In 1738, Father Jean-Louis Le Loutre arrived in October of that year at Mission Sainte-Anne, having spent the previous winter in Cape Breton learning the Mi'kmaw language with Abbé Pierre Maillard. During Father Rale's War and King George's War, Mission Sainte-Anne was a sort of military base along with being a place of worship. Coulon de Villiers' hardy troop passed this way on their brutal mid-winter march toward the Battle of Grand Pré in 1747, and Mi'kmaw warriors used the site as a staging point for their attacks on Halifax and Dartmouth during Father Le Loutre's War. During Father Le Loutre's War, Captain Matthew Floyer arrived at the Mission on August 18, 1754, and recorded:

Half after Twelve we came to the Masshouse, which I think is the neatest in the Country, 'tis Adorned with a Fine lofty Steeple and a Weather Cock. The Parsonage House is the only Habitation here, the land is good & seems to be more so on the opposite side.

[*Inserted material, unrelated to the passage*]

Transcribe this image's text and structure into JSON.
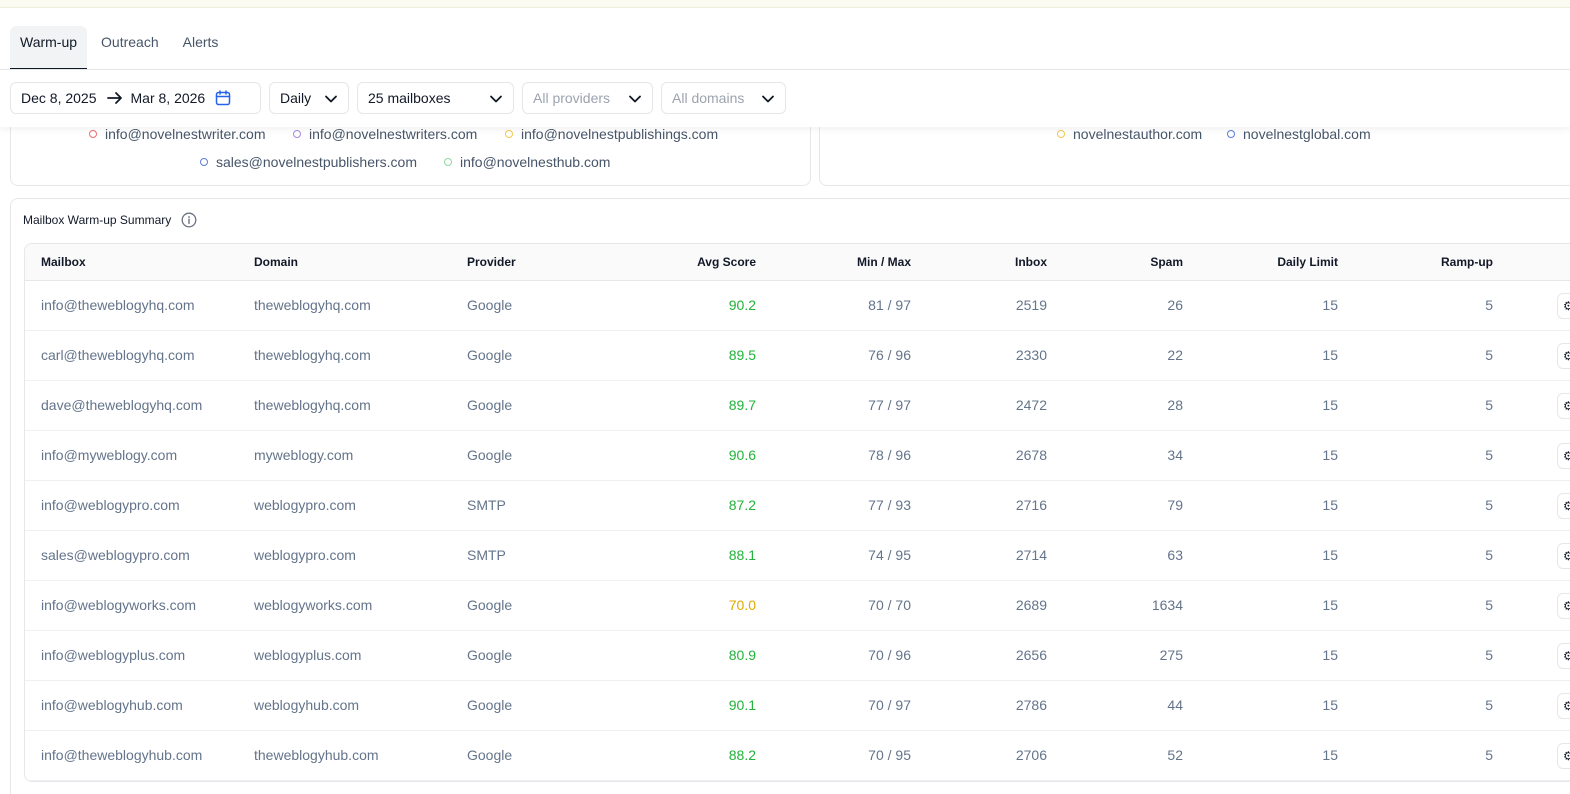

Floyer's map, which accompanied his written report, suggests the presence of three structures at the mission site.

Twelve months later, the Expulsion of the Acadians began during the French and Indian War and by October 1755, Mission Sainte-Anne appears to have been destroyed. Oral tradition says the Mi'kmaq destroyed the mission to prevent it from falling into the New Englanders possession and dumped it into Snides Lake, which was adjacent to the mission.

== Notable residents ==
- Anna Mae Aquash - murdered American Indian Movement activist.
- Daniel N. Paul - Mi'kmaq elder, author, activist.
- Jean-Baptiste Cope - Chief who signed Treaty of 1752.
- Jean-Louis Le Loutre - Missionary Priest.